Director of New Wave Marketing Emil Ramkissoon
Last year before the pandemic hit T&T’s shores, New Wave Marketing gave Gopee-Scoon a tour of their facilities.
“It is an exemplary small and medium enterprise company that began as a small, family Distribution Company and has grown—morphing and adapting to the different changes in the local and international business environment—to become a manufacturer and exporter,” TTMA’s former president Franka Costelloe said following that tour.
Costelloe said the company’s success was due to a high up-time, running at well beyond the industry average with 80 per cent capacity.
Ramkissoon said while the pandemic has brought new challenges the pressure has not burst New Wave Marketing’s pipes.
“To be quite honest it has been a challenge but we had to face the challenge, we could not just sit down,” Ramkissoon said.
“You have to keep retooling to suit the needs. It is challenging, especially in a pandemic where things are costly and you don’t have the same revenue. You have to go with the tide sometimes, but sometimes you can’t go with it. So you just have to weigh your options and see what’s best for the business,” he said.
Ramkissoon said one of the major challenges New Wave Marketing has experienced because of the pandemic was the delay in shipments of raw material.
“A lot of shipments were being delayed constantly. The estimated times of arrivals were being revised over and over,” he said.
“And that was beyond our control because sometimes a lot of the shipments got stuck at transshipment ports because countries went into lockdown and they may come out of the lockdown and by the time the ship reached the next destination that country was in a lockdown. So there were a lot of delays,” Ramkissoon said.
He explained New Wave Marketing implemented various health and safety protocols within its factory and within the distribution warehouse to ensure customers and staff were protected against COVID-19.
“We implemented electronic payments. A lot of customers call in their orders so we don’t have to have any physical contact and we also use electronic platforms for external and internal meetings,” Ramkissoon said.
In addition to this Ramkissoon said temperature checks are done twice daily, sanitisation stations and face masks are provided, and staff are rotated regularly.

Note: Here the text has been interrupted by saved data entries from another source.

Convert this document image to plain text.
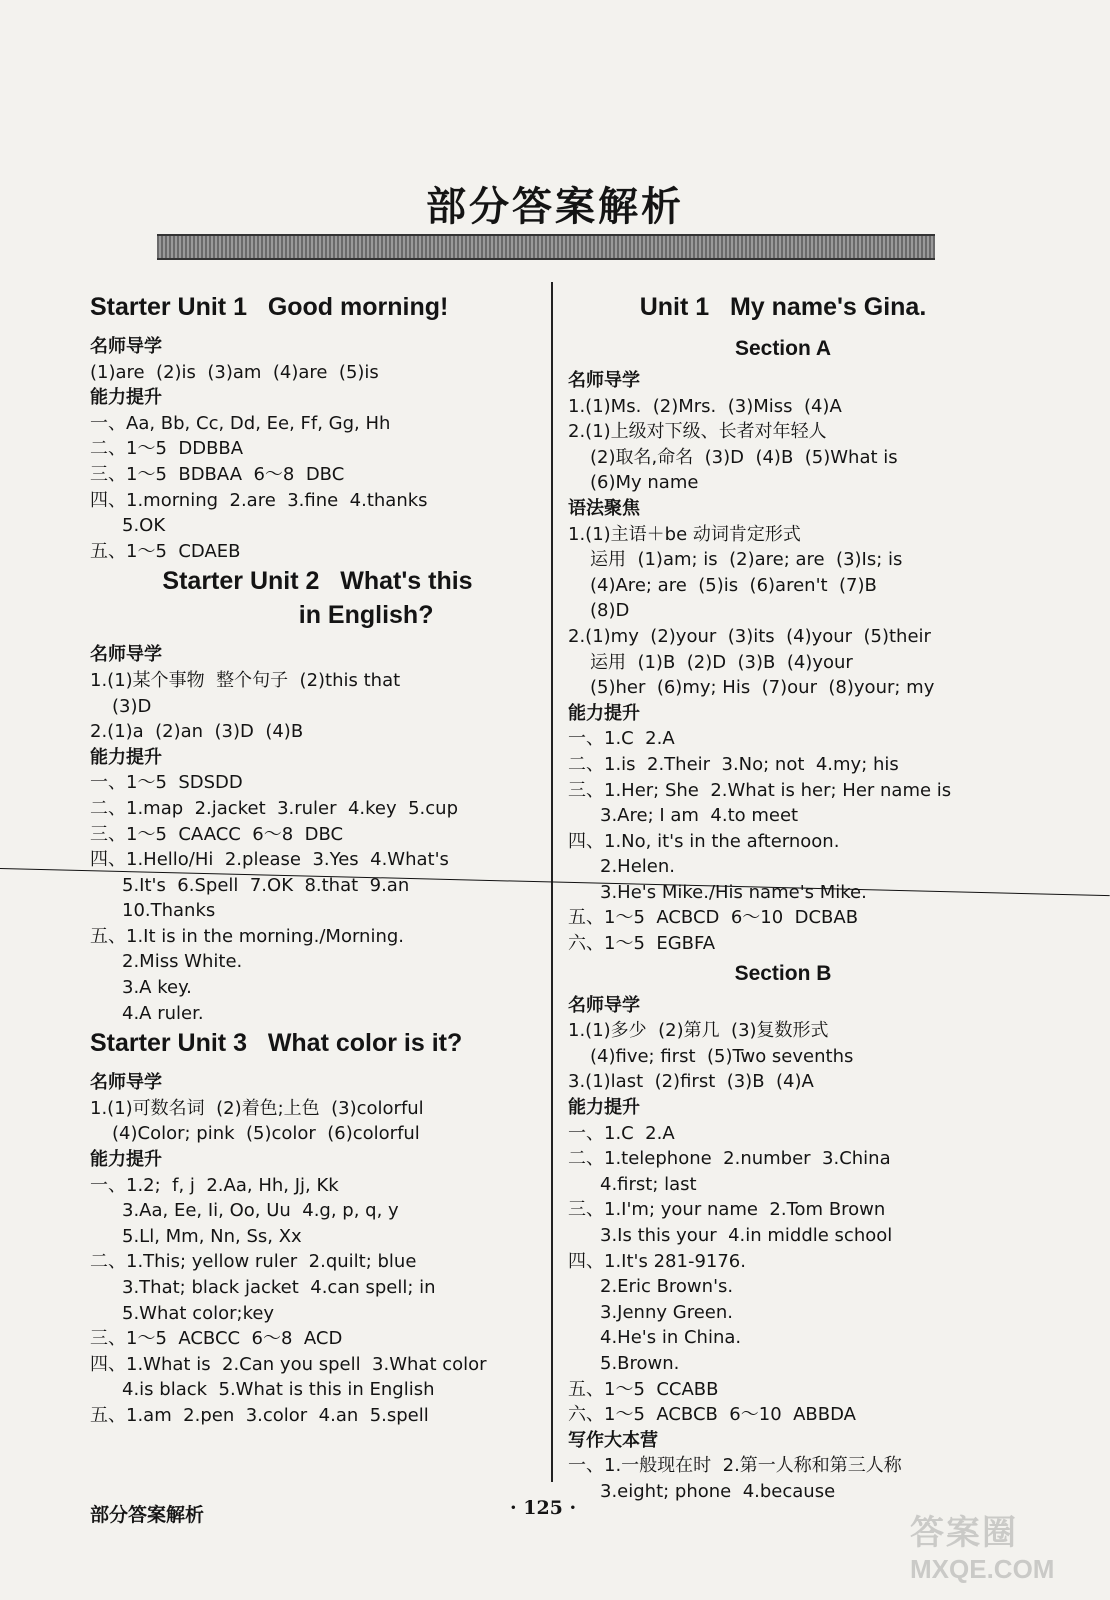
部分答案解析
Starter Unit 1   Good morning!
名师导学
(1)are  (2)is  (3)am  (4)are  (5)is
能力提升
一、Aa, Bb, Cc, Dd, Ee, Ff, Gg, Hh
二、1～5  DDBBA
三、1～5  BDBAA  6～8  DBC
四、1.morning  2.are  3.fine  4.thanks
5.OK
五、1～5  CDAEB
Starter Unit 2   What's this
in English?
名师导学
1.(1)某个事物  整个句子  (2)this that
(3)D
2.(1)a  (2)an  (3)D  (4)B
能力提升
一、1～5  SDSDD
二、1.map  2.jacket  3.ruler  4.key  5.cup
三、1～5  CAACC  6～8  DBC
四、1.Hello/Hi  2.please  3.Yes  4.What's
5.It's  6.Spell  7.OK  8.that  9.an
10.Thanks
五、1.It is in the morning./Morning.
2.Miss White.
3.A key.
4.A ruler.
Starter Unit 3   What color is it?
名师导学
1.(1)可数名词  (2)着色;上色  (3)colorful
(4)Color; pink  (5)color  (6)colorful
能力提升
一、1.2;  f, j  2.Aa, Hh, Jj, Kk
3.Aa, Ee, Ii, Oo, Uu  4.g, p, q, y
5.Ll, Mm, Nn, Ss, Xx
二、1.This; yellow ruler  2.quilt; blue
3.That; black jacket  4.can spell; in
5.What color;key
三、1～5  ACBCC  6～8  ACD
四、1.What is  2.Can you spell  3.What color
4.is black  5.What is this in English
五、1.am  2.pen  3.color  4.an  5.spell
Unit 1   My name's Gina.
Section A
名师导学
1.(1)Ms.  (2)Mrs.  (3)Miss  (4)A
2.(1)上级对下级、长者对年轻人
(2)取名,命名  (3)D  (4)B  (5)What is
(6)My name
语法聚焦
1.(1)主语＋be 动词肯定形式
运用  (1)am; is  (2)are; are  (3)Is; is
(4)Are; are  (5)is  (6)aren't  (7)B
(8)D
2.(1)my  (2)your  (3)its  (4)your  (5)their
运用  (1)B  (2)D  (3)B  (4)your
(5)her  (6)my; His  (7)our  (8)your; my
能力提升
一、1.C  2.A
二、1.is  2.Their  3.No; not  4.my; his
三、1.Her; She  2.What is her; Her name is
3.Are; I am  4.to meet
四、1.No, it's in the afternoon.
2.Helen.
3.He's Mike./His name's Mike.
五、1～5  ACBCD  6～10  DCBAB
六、1～5  EGBFA
Section B
名师导学
1.(1)多少  (2)第几  (3)复数形式
(4)five; first  (5)Two sevenths
3.(1)last  (2)first  (3)B  (4)A
能力提升
一、1.C  2.A
二、1.telephone  2.number  3.China
4.first; last
三、1.I'm; your name  2.Tom Brown
3.Is this your  4.in middle school
四、1.It's 281-9176.
2.Eric Brown's.
3.Jenny Green.
4.He's in China.
5.Brown.
五、1～5  CCABB
六、1～5  ACBCB  6～10  ABBDA
写作大本营
一、1.一般现在时  2.第一人称和第三人称
3.eight; phone  4.because
部分答案解析	· 125 ·
答案圈
MXQE.COM
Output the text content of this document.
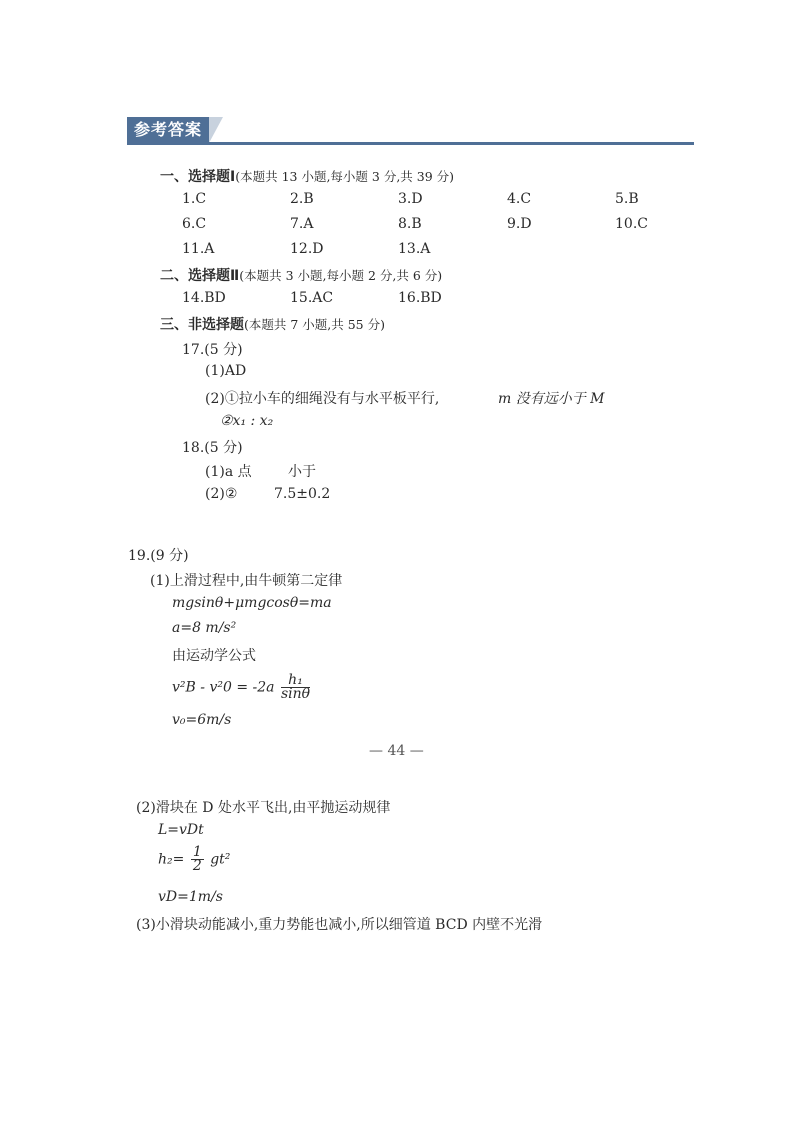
参考答案
一、选择题Ⅰ(本题共 13 小题,每小题 3 分,共 39 分)
1.C	2.B	3.D	4.C	5.B
6.C	7.A	8.B	9.D	10.C
11.A	12.D	13.A
二、选择题Ⅱ(本题共 3 小题,每小题 2 分,共 6 分)
14.BD	15.AC	16.BD
三、非选择题(本题共 7 小题,共 55 分)
17.(5 分)
(1)AD
(2)①拉小车的细绳没有与水平板平行,	m 没有远小于 M
②x₁ : x₂
18.(5 分)
(1)a 点	小于
(2)②	7.5±0.2
19.(9 分)
(1)上滑过程中,由牛顿第二定律
mgsinθ+μmgcosθ=ma
a=8 m/s²
由运动学公式
$v^2B - v^20 = -2a \frac{\text{h₁}}{\sin\theta}$
v₀=6m/s
— 44 —
(2)滑块在 D 处水平飞出,由平抛运动规律
L=vDt
$h_2= \frac{1}{2} gt^2$
vD=1m/s
(3)小滑块动能减小,重力势能也减小,所以细管道 BCD 内壁不光滑
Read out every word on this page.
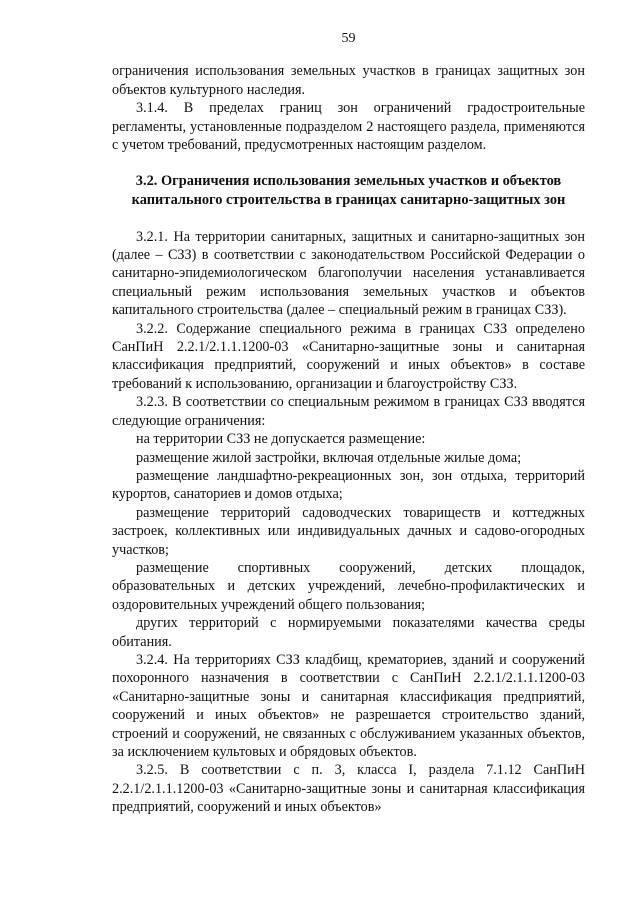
59

ограничения использования земельных участков в границах защитных зон объектов культурного наследия.

3.1.4. В пределах границ зон ограничений градостроительные регламенты, установленные подразделом 2 настоящего раздела, применяются с учетом требований, предусмотренных настоящим разделом.

3.2. Ограничения использования земельных участков и объектов капитального строительства в границах санитарно-защитных зон

3.2.1. На территории санитарных, защитных и санитарно-защитных зон (далее – СЗЗ) в соответствии с законодательством Российской Федерации о санитарно-эпидемиологическом благополучии населения устанавливается специальный режим использования земельных участков и объектов капитального строительства (далее – специальный режим в границах СЗЗ).

3.2.2. Содержание специального режима в границах СЗЗ определено СанПиН 2.2.1/2.1.1.1200-03 «Санитарно-защитные зоны и санитарная классификация предприятий, сооружений и иных объектов» в составе требований к использованию, организации и благоустройству СЗЗ.

3.2.3. В соответствии со специальным режимом в границах СЗЗ вводятся следующие ограничения:

на территории СЗЗ не допускается размещение:

размещение жилой застройки, включая отдельные жилые дома;

размещение ландшафтно-рекреационных зон, зон отдыха, территорий курортов, санаториев и домов отдыха;

размещение территорий садоводческих товариществ и коттеджных застроек, коллективных или индивидуальных дачных и садово-огородных участков;

размещение спортивных сооружений, детских площадок, образовательных и детских учреждений, лечебно-профилактических и оздоровительных учреждений общего пользования;

других территорий с нормируемыми показателями качества среды обитания.

3.2.4. На территориях СЗЗ кладбищ, крематориев, зданий и сооружений похоронного назначения в соответствии с СанПиН 2.2.1/2.1.1.1200-03 «Санитарно-защитные зоны и санитарная классификация предприятий, сооружений и иных объектов» не разрешается строительство зданий, строений и сооружений, не связанных с обслуживанием указанных объектов, за исключением культовых и обрядовых объектов.

3.2.5. В соответствии с п. 3, класса I, раздела 7.1.12 СанПиН 2.2.1/2.1.1.1200-03 «Санитарно-защитные зоны и санитарная классификация предприятий, сооружений и иных объектов»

“Even though our staff is vaccinated, we cannot let our guard down,” he said.
With a staff of 75 employees New hopes that soon the T&T economy can be fully reopened because while the offtakers for its business like hardware stores are opened Ramkissoon understands it also requires others to have disposable income to make the economy run.
“Really and truly yes hardware stores are allowed to open and construction is allowed to open but people aren’t in jobs they don’t have resources to spend on house projects and the basic day to day plumbing so you will not see the full scale of what business used to be like, even though we are essential we are just servicing the essentials, because people aren’t spending as they used to spend,” he said.
“The hope right now is to get the country to herd immunity and to get the economy opened and allow people to get back jobs and be vaccinated and that is the most important thing I think right now,” Ramkissoon said
Apart from the company’s progress, Ramkissoon has also been making waves on an individual level.
Last year he was appointed to the TTMA’s board.
At 25 years old he is the youngest person to ever to be appointed to the position.
With that appointment, Ramkissoon said he has been able to see some of the challenges facing the industry as a whole.
“Foreign exchange still continues to be a challenge however, if you continue to grow exports you will see the foreign exchange and sitting on the board of the TTMA we have the Exim bank facility that our manufacturers can utilise,” he said.
Ramkissoon said he supports the TTMA’s goal to double this country’s exports by 2025.
“There is competition out there. So when we double exports we have to think we are not just competing locally we are competing regionally and in the Western Hemisphere,” he said.